Le cancer du col concerne une population à risque caractérisée
par :
- une moyenne d'àge de 30 ans .
- le tabagisme .
- un bas niveau socio-économique .
- la précocité des premiers rapports sexuels, c'est-à-dire à
l'adolescence .
- des partenaires sexuels multiples soit directement, soit par
l'intermédiaire du conjoint .
- l'infection par un virus du groupe des Papillomavirus (HPV)
dont l'expression clinique la plus connue est le condylome plan
et dont certains types (16, 18, 33, 35) sont responsables de
dysplasies sévères qui évoluent secondairement vers le cancer in
situ, puis invasif.
Aucune étude n'a permis d'établir une corrélation certaine entre
la prise de contraceptifs oraux et un risque accru de cancer du
col utérin.
DONNEES ANATOMOPATHOLOGIQUES :
Comme la plupart des cancers, il peut prendre trois formes
macroscopiques :
- ulcérante .
- végétante .
- infiltrante.
Sur le plan microscopique, le col utérin est tapissé de deux
types de muqueuses :
- un épithélium malpighien au niveau de l'exocol .
- un épithélium cylindrique (glandulaire) au niveau de
l'endocol.
La jonction entre ces deux tissus est appelée jonction
squamo-cylindrique ou pavimento-cylindrique. Cela explique deux
formes de tumeurs épithéliales qu'on retrouve dans la
classification de l'OMS :
* tumeurs épithéliales :
- le carcinome épidermoïde, d'autant plus agressif que moins
kératinisant donc moins différencié, est la forme la plus
fréquente .
- l'adénocarcinome beaucoup plus rare (10% des cancers
infiltrants) dont des formes endométroïdes, à cellules claires,
adénoïde kystique, et adénosquameuse ont été décrites.
* Les autres tumeurs sont exceptionnelles :
- tumeurs non épithéliales : rhabdomyosarcomes, léimyosarcomes .
- tumeurs diverses : tumeurs mixtes mullériennes .

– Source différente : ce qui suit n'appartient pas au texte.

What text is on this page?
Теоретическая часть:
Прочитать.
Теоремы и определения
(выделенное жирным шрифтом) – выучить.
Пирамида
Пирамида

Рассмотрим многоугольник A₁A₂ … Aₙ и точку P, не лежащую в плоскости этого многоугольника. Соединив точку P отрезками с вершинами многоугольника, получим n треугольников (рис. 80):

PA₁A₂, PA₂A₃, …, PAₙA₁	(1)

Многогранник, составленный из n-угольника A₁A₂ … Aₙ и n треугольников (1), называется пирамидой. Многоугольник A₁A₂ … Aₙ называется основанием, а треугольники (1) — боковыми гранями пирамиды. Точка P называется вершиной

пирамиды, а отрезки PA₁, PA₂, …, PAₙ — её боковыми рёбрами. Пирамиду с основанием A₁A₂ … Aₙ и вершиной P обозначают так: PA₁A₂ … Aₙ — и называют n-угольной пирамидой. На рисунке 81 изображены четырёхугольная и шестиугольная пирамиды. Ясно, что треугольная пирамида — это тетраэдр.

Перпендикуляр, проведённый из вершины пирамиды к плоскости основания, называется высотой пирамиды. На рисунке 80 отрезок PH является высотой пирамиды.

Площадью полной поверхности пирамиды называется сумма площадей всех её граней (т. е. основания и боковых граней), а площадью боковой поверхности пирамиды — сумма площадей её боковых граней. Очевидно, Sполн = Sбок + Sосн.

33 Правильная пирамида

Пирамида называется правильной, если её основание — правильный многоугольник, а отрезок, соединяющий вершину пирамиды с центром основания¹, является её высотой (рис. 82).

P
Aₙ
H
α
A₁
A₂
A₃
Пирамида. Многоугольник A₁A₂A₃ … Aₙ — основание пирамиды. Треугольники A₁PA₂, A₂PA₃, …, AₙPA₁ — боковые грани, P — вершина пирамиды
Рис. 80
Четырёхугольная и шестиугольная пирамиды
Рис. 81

- métastases de cancers pelviens, du sein, de l'estomac, voire
de lymphome.
CLASSIFICATION FIGO :
La classification de la Fédération internationale des
gynécologues-obstétriciens (FIGO) est la plus utilisée. Elle
découle de l'extension anatomique du cancer : envahissement de
proche en proche des structures voisines (vagin, paramètres,
corps utérin, vessie, rectum) avec embolisations vasculaires et
lympathiques de voisinage puis, rapidement, des ganglions
pelviens et lombo-aortiques. Les métastases à distance sont plus
rares, le cancer du col restant longtemps une maladie
loco-régionale.
* Stade 0 : carcinome in situ (Tis).
* Stade I : limité au col (T1) :
- stade IA1 : envahissement du stroma inférieur à 3mm après
franchissement de la membrane basale .
- stade IA2 : cancer micro-invasif, de moins de 5mm en
profondeur et de moins de 7mm en surface .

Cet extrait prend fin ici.